Wie war dort die Exporteinstellung ?

Probier dochmal mit Mainconcept Mpeg Encoder 1.5 zu coden ? Der macht ne richtig gute Quali.
Musst abereinstellen, dass er bei Szenenwechseln ein neues GOP startet.

mfg chmee

ps: verd****e SCH**** space-taste, ich reiss sie jetzt raus..


----------



## goela (31. Dezember 2004)

Versuche doch mal das Ganze mit VBR 2Pass umzurechnen und gehe mit der Datenrate rauf auf 9000. VBR ist besser, da Du bei CBR (Konstante Bitrate) immer die eingestellte Bitrate verwendest -> Datei wird viel zu gross!

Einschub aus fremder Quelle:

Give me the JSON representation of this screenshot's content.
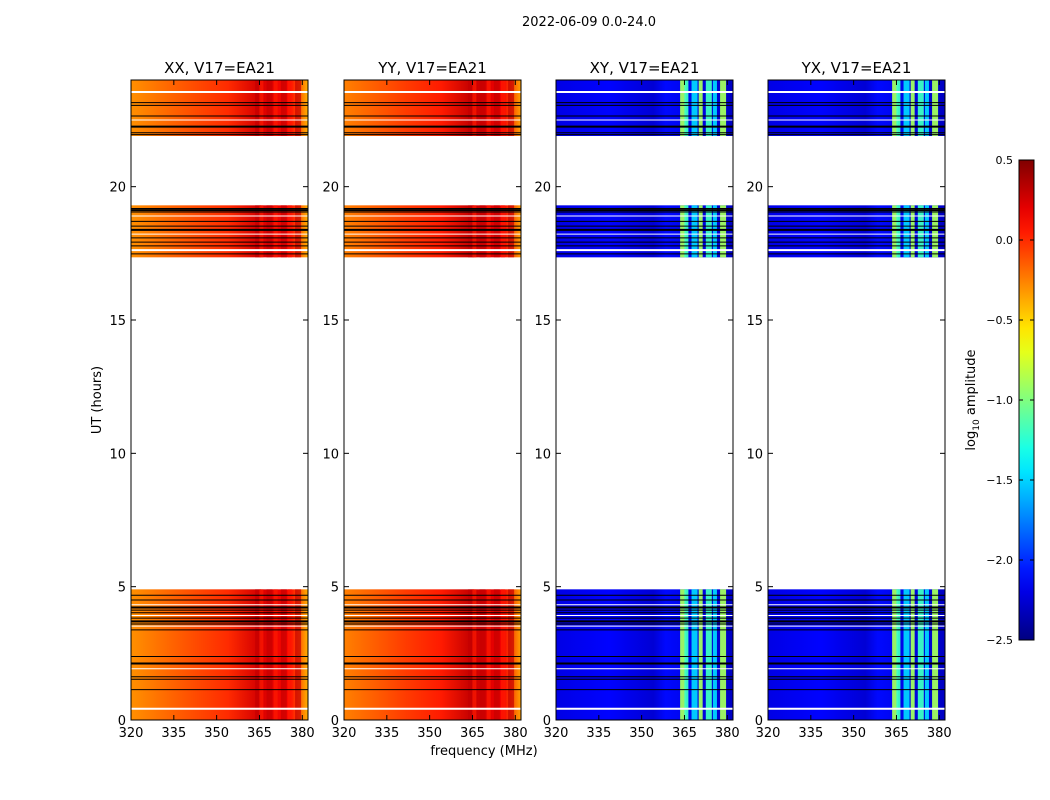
{
  "chart_data": {
    "type": "heatmap",
    "suptitle": "2022-06-09 0.0-24.0",
    "xlabel": "frequency (MHz)",
    "ylabel": "UT (hours)",
    "xlim": [
      320,
      382
    ],
    "ylim": [
      0,
      24
    ],
    "xticks": [
      320,
      335,
      350,
      365,
      380
    ],
    "yticks": [
      0,
      5,
      10,
      15,
      20
    ],
    "panels": [
      {
        "title": "XX, V17=EA21",
        "kind": "parallel",
        "level": 0.05
      },
      {
        "title": "YY, V17=EA21",
        "kind": "parallel",
        "level": 0.1
      },
      {
        "title": "XY, V17=EA21",
        "kind": "cross",
        "level": -2.2
      },
      {
        "title": "YX, V17=EA21",
        "kind": "cross",
        "level": -2.2
      }
    ],
    "data_bands_hours": [
      [
        0.0,
        4.9
      ],
      [
        17.35,
        19.3
      ],
      [
        21.9,
        24.0
      ]
    ],
    "gap_lines_hours": [
      0.42,
      1.14,
      1.53,
      1.62,
      1.92,
      2.12,
      2.38,
      3.38,
      3.52,
      3.6,
      3.7,
      3.82,
      3.92,
      4.02,
      4.12,
      4.22,
      4.32,
      4.5,
      4.68,
      17.48,
      17.62,
      17.78,
      17.92,
      18.08,
      18.22,
      18.38,
      18.52,
      18.7,
      18.9,
      19.05,
      19.12,
      19.18,
      21.15,
      21.95,
      22.02,
      22.25,
      22.5,
      22.65,
      23.05,
      23.15,
      23.55
    ],
    "rfi_columns_mhz": [
      364,
      365.5,
      368,
      370.5,
      373,
      375.5,
      378
    ],
    "colorbar": {
      "label": "log10 amplitude",
      "label_main": "log",
      "label_sub": "10",
      "label_tail": " amplitude",
      "vmin": -2.5,
      "vmax": 0.5,
      "ticks": [
        0.5,
        0.0,
        -0.5,
        -1.0,
        -1.5,
        -2.0,
        -2.5
      ],
      "tick_labels": [
        "0.5",
        "0.0",
        "−0.5",
        "−1.0",
        "−1.5",
        "−2.0",
        "−2.5"
      ],
      "colormap": "jet"
    }
  }
}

Mit VBR (Variable Bitrate) braucht er nur soviel wie nötig! Also bei Action Szenen (Schwenks) kann er mehr brauchen und bei langsamen weniger!


----------



## Masterblaster (3. Januar 2005)

@chmee: Werde noch testen.

@goela:
Habe ich, 2pass VBR mit 7700 average, 7000 min +padding 9400 max. ,
es sieht nicht besser aus.

Habe bei einem Freund es mal mit seinem TMPEG Xpress 3.0 machen lassen, dass angeblich eine neue 2PassVBR Engine drin haben soll, es war auch nicht besser als meine gemachten Videos.
Ich habe auch zum Test mal ein paar Rauschfilter eingesetzt, ohne bemerkenswerten Erfolg.

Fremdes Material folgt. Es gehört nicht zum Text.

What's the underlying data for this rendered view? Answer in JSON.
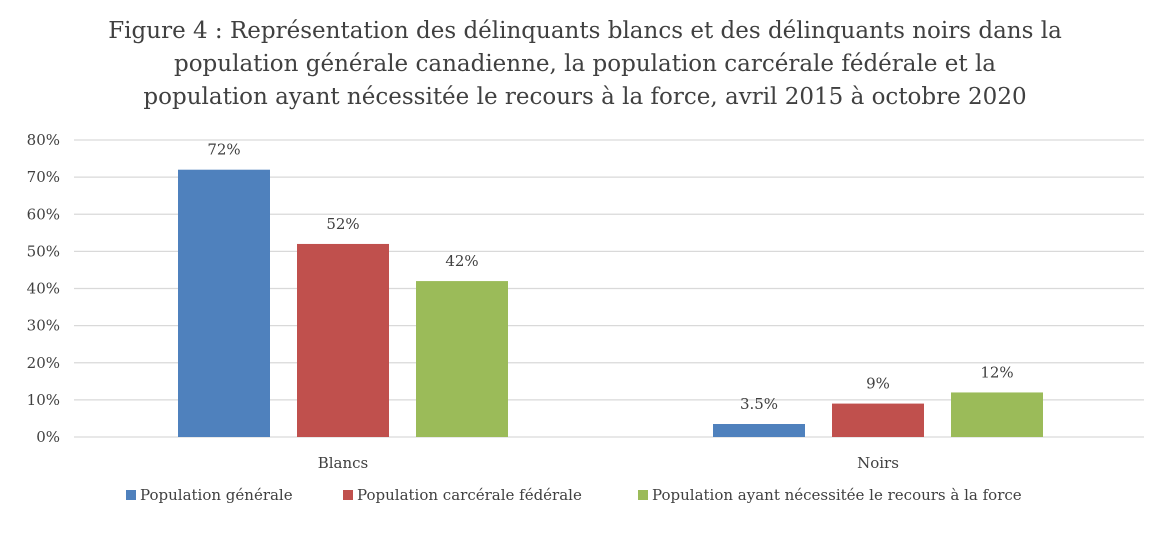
{
  "chart_data": {
    "type": "bar",
    "title_lines": [
      "Figure 4 : Représentation des délinquants blancs et des délinquants noirs dans la",
      "population générale canadienne, la population carcérale fédérale et la",
      "population ayant nécessitée le recours à la force, avril 2015 à octobre 2020"
    ],
    "categories": [
      "Blancs",
      "Noirs"
    ],
    "series": [
      {
        "name": "Population générale",
        "values": [
          72,
          3.5
        ],
        "labels": [
          "72%",
          "3.5%"
        ],
        "color": "#4f81bd"
      },
      {
        "name": "Population carcérale fédérale",
        "values": [
          52,
          9
        ],
        "labels": [
          "52%",
          "9%"
        ],
        "color": "#c0504d"
      },
      {
        "name": "Population ayant nécessitée le recours à la force",
        "values": [
          42,
          12
        ],
        "labels": [
          "42%",
          "12%"
        ],
        "color": "#9bbb59"
      }
    ],
    "ylim": [
      0,
      80
    ],
    "yticks": [
      {
        "value": 0,
        "label": "0%"
      },
      {
        "value": 10,
        "label": "10%"
      },
      {
        "value": 20,
        "label": "20%"
      },
      {
        "value": 30,
        "label": "30%"
      },
      {
        "value": 40,
        "label": "40%"
      },
      {
        "value": 50,
        "label": "50%"
      },
      {
        "value": 60,
        "label": "60%"
      },
      {
        "value": 70,
        "label": "70%"
      },
      {
        "value": 80,
        "label": "80%"
      }
    ],
    "grid": true,
    "legend": "bottom"
  }
}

Kann es sein dass ich permanen irgendeine Option übersehen habe.


----------



## goela (3. Januar 2005)

Keine Ahnung! Also ich habe bisher mein DV AVI immer in guter Qualität in MPEG gewandelt!


----------



## Masterblaster (3. Januar 2005)

@Goela, dann schicke mir doch bitte mal eines deiner TMPEG Profile *.mcf mit denen du gute Qualität erreicht hast.


----------



## Masterblaster (11. Januar 2005)

@Goela:
habe es damit gemacht, nur noch von NTSC auf Pal umgeswitched:
-> Qualität etwas schlechter als meine besten Ergebnisse mit TMPEG.

In einer Videozeitung Test gelesen, TMPEG nur ausreichend, gut war Mainconcept, sehr gut Canopus und Cinemacraft.

Habe mal mit Mainconcept getestet, sichtbar besser, keine nachziehenden Doppelkonturen wie bei TMPEG, weniger Blockbildung, weniger Unschärfe..

werde Ergebnisse noch posten...
mache weitere Tests...habe erst am WE mehr Zeit....

So LONG


----------



## meta_grafix (11. Januar 2005)

Hallo,

was Encoder-Tests betrifft sollte man ruhig mal ein Auge ins dieses  Forum werfen. Die Beiträge von mb sind sehr qualifiziert und hilfreich.

Servus


----------



## chmee (12. Januar 2005)

Masterblaster hat gesagt.:
			
		

> Habe mal mit Mainconcept getestet, sichtbar besser, keine nachziehenden Doppelkonturen wie bei TMPEG, weniger Blockbildung, weniger Unschärfe..



Diese Doppelkonturen sind eigentlich ein Zeichen für FPS-Umwandlungen....
Kann es sein ?


----------